Cockroachdb-Specific Remediation in Fastapi — concrete code fixes

To mitigate timing attacks in Fastapi when using Cockroachdb, ensure all sensitive comparisons are performed in constant time and that queries do not leak information via timing or error behavior. Below are concrete, realistic code examples for a secure login flow.

First, use a constant-time comparison for secrets such as password hashes or API tokens. Python’s hmac.compare_digest is suitable and avoids early-exit vulnerabilities:

import hmac
from fastapi import FastAPI, Depends, HTTPException, status
from pydantic import BaseModel
import asyncpg

app = FastAPI()

async def get_pool():
    return await asyncpg.create_pool(
        user='app_user',
        password='**',
        host='cockroachdb-host',
        port=26257,
        database='app_db',
        command_timeout=30
    )

class LoginRequest(BaseModel):
    username: str
    password: str  # In practice, use a hashed/stored representation or token

@app.post('/login')
async def login(body: LoginRequest):
    pool = await get_pool()
    async with pool.acquire() as conn:
        row = await conn.fetchrow('SELECT password_hash FROM users WHERE username = $1', body.username)
    await pool.close()
    if row is None:
        # Use constant-time comparison even when user is not found to avoid user enumeration
        hmac.compare_digest(b'fakehash', b'fakehash')
        raise HTTPException(status_code=status.HTTP_401_UNAUTHORIZED, detail='Invalid credentials')
    stored_hash = row['password_hash'].encode('utf-8')
    provided_hash = body.password.encode('utf-8')
    if not hmac.compare_digest(stored_hash, provided_hash):
        raise HTTPException(status_code=status.HTTP_401_UNAUTHORIZED, detail='Invalid credentials')
    return {'status': 'ok'}

This approach ensures that the comparison time does not depend on how many characters of the secret match. Additionally, query patterns should avoid leaking information through different SQL error messages or result set sizes. Use parameterized queries and handle missing rows uniformly, as shown above.

For authorization checks that involve row ownership, avoid branching based on row existence before performing constant-time work. Instead, fetch the row and apply permissions checks in a data-oblivious style where feasible. If you must branch, ensure that the timing does not reveal whether a row exists or is owned. middleBrick’s BOLA/IDOR and Property Authorization checks can help identify endpoints where authorization logic may introduce timing-sensitive paths when interacting with Cockroachdb.
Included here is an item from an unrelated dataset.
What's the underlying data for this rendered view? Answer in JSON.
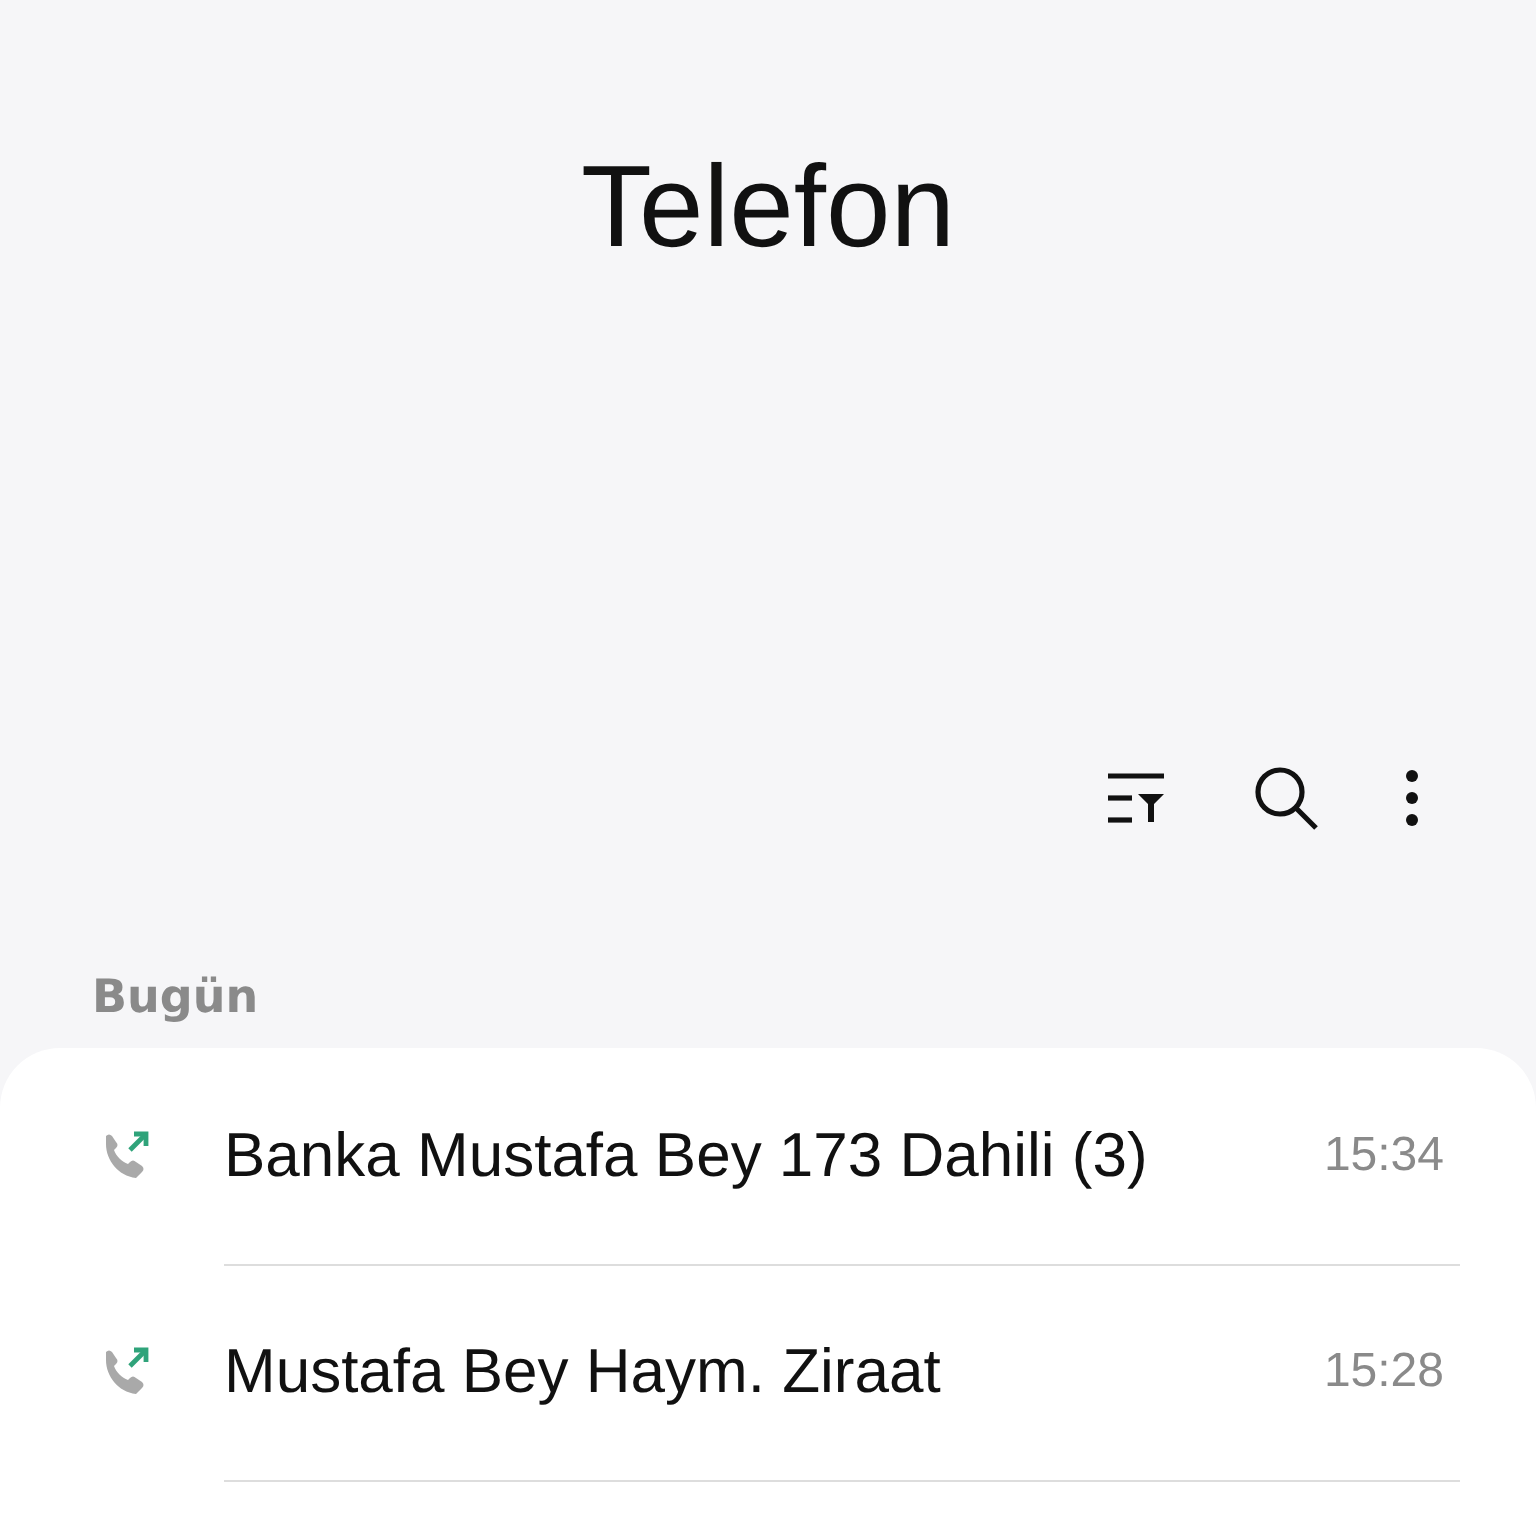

Finally, prefer prepared statements and fixed-latency queries where possible, and validate that drivers and ORMs do not introduce variable-length operations dependent on data values. Combine these practices with runtime scanning using middleBrick to continuously monitor for timing-related anomalies across your Fastapi services that rely on Cockroachdb.

Frequently Asked Questions

Can timing differences in Cockroachdb queries be detected by middleBrick?
middleBrick observes application-level response times and can flag inconsistent timing patterns across requests. While it does not measure microsecond-level database execution times, it can highlight endpoints where timing-related information leakage is likely when combined with Fastapi and Cockroachdb usage.
Is using hmac.compare_digest sufficient to prevent all timing attacks in Fastapi with Cockroachdb?
hmac.compare_digest removes timing variability in secret comparisons, but timing attacks can also arise from query patterns, error handling, and branching logic. Defense-in-depth includes constant-time comparisons, uniform error responses, parameterized queries, and scanning with tools like middleBrick to detect broader timing-related issues.